Fala komentarzy po wizycie Gajewskiej w hospicjum. Warzecha: Nie mam słów
Ziemniaki w Hospicjum – Polityczny Gest, Który Oburzył Polaków
Wizyta Kingi Gajewskiej z Koalicji Obywatelskiej w hospicjum wywołała prawdziwą burzę w mediach i internecie. Posłanka opublikowała w sieci zdjęcia, na których przekazuje pacjentom worek ziemniaków oraz inne produkty spożywcze, komentując, że zamiast „okradzionych staruszków” w DPS, można przekazać świeże warzywa i mięso. Jej wpis miał być aluzją do sprawy kawalerki Karola Nawrockiego, ale szybko okazało się, że Gajewska odwiedziła nie dom pomocy społecznej, a hospicjum – miejsce, gdzie przebywają osoby w najtrudniejszym stanie zdrowia, często w ostatnich dniach życia.

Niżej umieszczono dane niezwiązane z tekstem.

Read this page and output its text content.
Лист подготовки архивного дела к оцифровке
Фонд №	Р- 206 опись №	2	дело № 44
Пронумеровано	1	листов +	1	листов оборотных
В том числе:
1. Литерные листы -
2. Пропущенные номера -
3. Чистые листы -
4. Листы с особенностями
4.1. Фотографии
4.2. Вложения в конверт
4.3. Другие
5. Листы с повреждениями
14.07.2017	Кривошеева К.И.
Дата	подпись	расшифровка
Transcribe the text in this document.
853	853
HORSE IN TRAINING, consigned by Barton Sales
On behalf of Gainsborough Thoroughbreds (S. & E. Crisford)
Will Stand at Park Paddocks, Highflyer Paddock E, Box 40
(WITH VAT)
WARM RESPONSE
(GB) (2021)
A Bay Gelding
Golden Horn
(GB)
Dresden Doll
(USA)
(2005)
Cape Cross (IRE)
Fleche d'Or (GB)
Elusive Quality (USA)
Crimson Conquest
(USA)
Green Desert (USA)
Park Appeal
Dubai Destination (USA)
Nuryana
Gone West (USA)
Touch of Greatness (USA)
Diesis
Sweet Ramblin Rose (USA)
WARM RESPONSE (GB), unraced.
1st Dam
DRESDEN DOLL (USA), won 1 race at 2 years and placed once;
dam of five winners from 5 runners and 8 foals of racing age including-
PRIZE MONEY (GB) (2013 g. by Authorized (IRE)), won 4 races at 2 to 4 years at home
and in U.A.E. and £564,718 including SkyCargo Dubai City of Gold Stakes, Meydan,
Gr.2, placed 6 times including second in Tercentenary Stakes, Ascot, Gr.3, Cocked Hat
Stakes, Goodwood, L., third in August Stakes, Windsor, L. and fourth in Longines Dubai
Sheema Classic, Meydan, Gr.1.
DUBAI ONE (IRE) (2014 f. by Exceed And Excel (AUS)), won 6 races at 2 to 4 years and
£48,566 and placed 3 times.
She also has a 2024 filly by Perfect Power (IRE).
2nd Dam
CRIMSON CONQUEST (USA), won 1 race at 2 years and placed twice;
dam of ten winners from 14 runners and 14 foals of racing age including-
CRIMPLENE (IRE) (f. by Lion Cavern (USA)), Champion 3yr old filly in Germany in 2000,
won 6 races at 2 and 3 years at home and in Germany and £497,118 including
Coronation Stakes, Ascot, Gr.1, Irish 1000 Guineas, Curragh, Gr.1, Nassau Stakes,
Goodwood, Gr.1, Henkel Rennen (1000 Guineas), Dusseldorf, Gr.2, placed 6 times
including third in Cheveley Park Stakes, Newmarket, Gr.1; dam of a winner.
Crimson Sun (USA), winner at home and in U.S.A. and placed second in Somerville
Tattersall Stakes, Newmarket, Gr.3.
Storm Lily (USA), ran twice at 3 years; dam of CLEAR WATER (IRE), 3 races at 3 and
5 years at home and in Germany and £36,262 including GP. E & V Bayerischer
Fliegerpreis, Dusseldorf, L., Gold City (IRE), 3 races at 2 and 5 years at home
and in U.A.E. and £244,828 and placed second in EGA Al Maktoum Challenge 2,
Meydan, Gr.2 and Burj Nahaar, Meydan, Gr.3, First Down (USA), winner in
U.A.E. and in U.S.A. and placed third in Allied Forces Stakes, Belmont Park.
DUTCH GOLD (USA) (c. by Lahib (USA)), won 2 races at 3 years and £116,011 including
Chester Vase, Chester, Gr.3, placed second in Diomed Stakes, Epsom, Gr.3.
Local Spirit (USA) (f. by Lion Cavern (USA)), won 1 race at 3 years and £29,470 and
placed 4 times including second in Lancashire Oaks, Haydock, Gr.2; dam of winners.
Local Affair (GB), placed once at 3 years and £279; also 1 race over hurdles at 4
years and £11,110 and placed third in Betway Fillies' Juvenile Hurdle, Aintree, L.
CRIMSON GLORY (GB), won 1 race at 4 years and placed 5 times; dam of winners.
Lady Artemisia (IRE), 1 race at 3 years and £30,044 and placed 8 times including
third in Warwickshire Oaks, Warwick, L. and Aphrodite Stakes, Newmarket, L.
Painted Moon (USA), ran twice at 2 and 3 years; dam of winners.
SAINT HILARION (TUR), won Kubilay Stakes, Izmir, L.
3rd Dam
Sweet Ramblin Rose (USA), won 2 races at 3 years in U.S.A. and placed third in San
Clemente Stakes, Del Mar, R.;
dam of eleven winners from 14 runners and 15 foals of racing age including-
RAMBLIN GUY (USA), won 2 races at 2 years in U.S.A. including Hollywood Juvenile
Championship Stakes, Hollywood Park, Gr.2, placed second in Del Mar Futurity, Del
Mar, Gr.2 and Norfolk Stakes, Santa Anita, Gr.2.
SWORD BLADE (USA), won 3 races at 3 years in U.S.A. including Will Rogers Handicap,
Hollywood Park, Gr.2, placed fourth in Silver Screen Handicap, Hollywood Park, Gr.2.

Ten gest spotkał się z powszechnym potępieniem. Publicysta Łukasz Warzecha nie krył oburzenia, pisząc: „Nie mam słów, żeby to opisać. Ale to bardzo dobrze, wręcz doskonale pokazuje, jaki jest poziom intelektualny tego obozu, wyobrażenie o wyborcach, poziom wrażliwości oraz przede wszystkim, że jest to inna sfera cywilizacyjna”. Sławomir Mentzen w Polsat News określił zachowanie Gajewskiej jako „obrzydliwe”, podkreślając, że przyjście do hospicjum z workiem ziemniaków to nie tylko brak taktu, ale wręcz upokorzenie dla osób chorych i ich rodzin.
W mediach społecznościowych pojawiły się głosy, że osoby potrzebujące stały się tłem dla politycznych działań i kampanijnych zdjęć. Komentatorzy pytali, czy rozdawanie ziemniaków w hospicjum to odpowiedni sposób na wsparcie chorych, czy raczej narzędzie autopromocji. Wielu uznało, że posłanka przekroczyła granicę przyzwoitości, a cała sytuacja pokazuje, jak bardzo oderwane od rzeczywistości mogą być działania polityków lewicy.
Dla konserwatywnego środowiska to kolejny dowód, że wartości, takie jak godność i szacunek dla słabszych, są dziś szczególnie zagrożone przez polityczny cynizm i brak wyczucia. Wybory to nie tylko spór o programy, ale także o podstawowe zasady moralne, które powinny kształtować życie publiczne w Polsce.